Alexander put the scarf around her neck, then stood back and marveled at her. "Ruth, you look exactly like her. It's even better than I thought."
"Terrific," Ruth muttered. The new face felt like hot, wet meat against her skin.
"And like I said, I'll be right behind you the whole way."
"How?" she objected to the obvious. "Even if they don't make me as an imposter, they ain't going to let a priest into the fortress."

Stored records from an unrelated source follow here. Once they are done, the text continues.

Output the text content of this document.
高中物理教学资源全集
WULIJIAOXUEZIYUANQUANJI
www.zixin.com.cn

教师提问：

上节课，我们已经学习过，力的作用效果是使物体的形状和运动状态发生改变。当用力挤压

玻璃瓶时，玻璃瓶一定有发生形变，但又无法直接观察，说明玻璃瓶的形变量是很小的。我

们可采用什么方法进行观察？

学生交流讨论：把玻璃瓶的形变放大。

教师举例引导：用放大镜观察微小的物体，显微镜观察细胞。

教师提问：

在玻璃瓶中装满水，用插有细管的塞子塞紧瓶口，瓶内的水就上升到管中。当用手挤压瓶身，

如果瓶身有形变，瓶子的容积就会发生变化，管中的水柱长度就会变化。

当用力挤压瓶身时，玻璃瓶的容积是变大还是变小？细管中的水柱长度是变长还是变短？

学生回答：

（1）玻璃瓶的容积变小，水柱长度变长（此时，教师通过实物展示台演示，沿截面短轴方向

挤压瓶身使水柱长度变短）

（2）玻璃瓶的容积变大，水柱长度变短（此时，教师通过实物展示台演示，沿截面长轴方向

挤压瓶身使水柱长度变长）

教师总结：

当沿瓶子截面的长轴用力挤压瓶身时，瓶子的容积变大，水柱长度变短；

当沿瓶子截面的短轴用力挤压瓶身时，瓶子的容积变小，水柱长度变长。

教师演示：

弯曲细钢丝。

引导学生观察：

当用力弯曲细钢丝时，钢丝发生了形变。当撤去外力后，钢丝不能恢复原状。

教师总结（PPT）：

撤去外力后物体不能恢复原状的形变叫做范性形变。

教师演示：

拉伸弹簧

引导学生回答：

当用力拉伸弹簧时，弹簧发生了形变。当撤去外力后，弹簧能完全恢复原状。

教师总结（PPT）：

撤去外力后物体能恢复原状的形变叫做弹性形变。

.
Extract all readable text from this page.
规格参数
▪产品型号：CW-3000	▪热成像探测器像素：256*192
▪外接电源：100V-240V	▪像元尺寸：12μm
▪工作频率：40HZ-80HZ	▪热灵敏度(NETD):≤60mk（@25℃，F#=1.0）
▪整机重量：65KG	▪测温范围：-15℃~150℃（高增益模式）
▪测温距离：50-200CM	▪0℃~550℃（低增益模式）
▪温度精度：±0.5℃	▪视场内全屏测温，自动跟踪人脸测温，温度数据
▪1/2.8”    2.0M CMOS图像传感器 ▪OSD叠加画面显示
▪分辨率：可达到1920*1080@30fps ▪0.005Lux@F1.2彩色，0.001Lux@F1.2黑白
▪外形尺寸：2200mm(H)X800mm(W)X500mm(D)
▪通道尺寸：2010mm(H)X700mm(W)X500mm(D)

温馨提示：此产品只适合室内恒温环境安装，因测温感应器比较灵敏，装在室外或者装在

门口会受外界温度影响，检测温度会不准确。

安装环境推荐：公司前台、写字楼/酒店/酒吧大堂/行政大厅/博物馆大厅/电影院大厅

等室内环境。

"Leave that to me," he said and then turned his knife around and began to saw off Voluptua's left hand.
(II)
Maybe there is a God, and He was protecting Venetia, Berns thought. He'd just dropped her off at the prior house and was heading back to the county substation. He hadn't even consciously squeezed the trigger when he'd shot the knife out of Dougie Jones' hand, and the truth was he rarely practiced at the range. That was the luckiest shot in the history of police work.
Hiding his own adrenaline rush from Venetia and the manager hadn't been easy; now his hands shook on the wheel. He wanted to go home and chill out but knew he couldn't. Dougie wouldn't be long at the hospital; Berns' priority now was making sure the punk was safe in his cell.
"Two-zero-eight, this is two-zero-zero," he said into his radio mic. "Give me an ETA on Dougie Jones transport, over."
Dead air answered him.
"Two-zero-eight, do you copy?"
Nothing.
The clowns must've left their Motorolas in the car. He tried another unit. "Two-zero-seven, this is Berns. Do you copy?"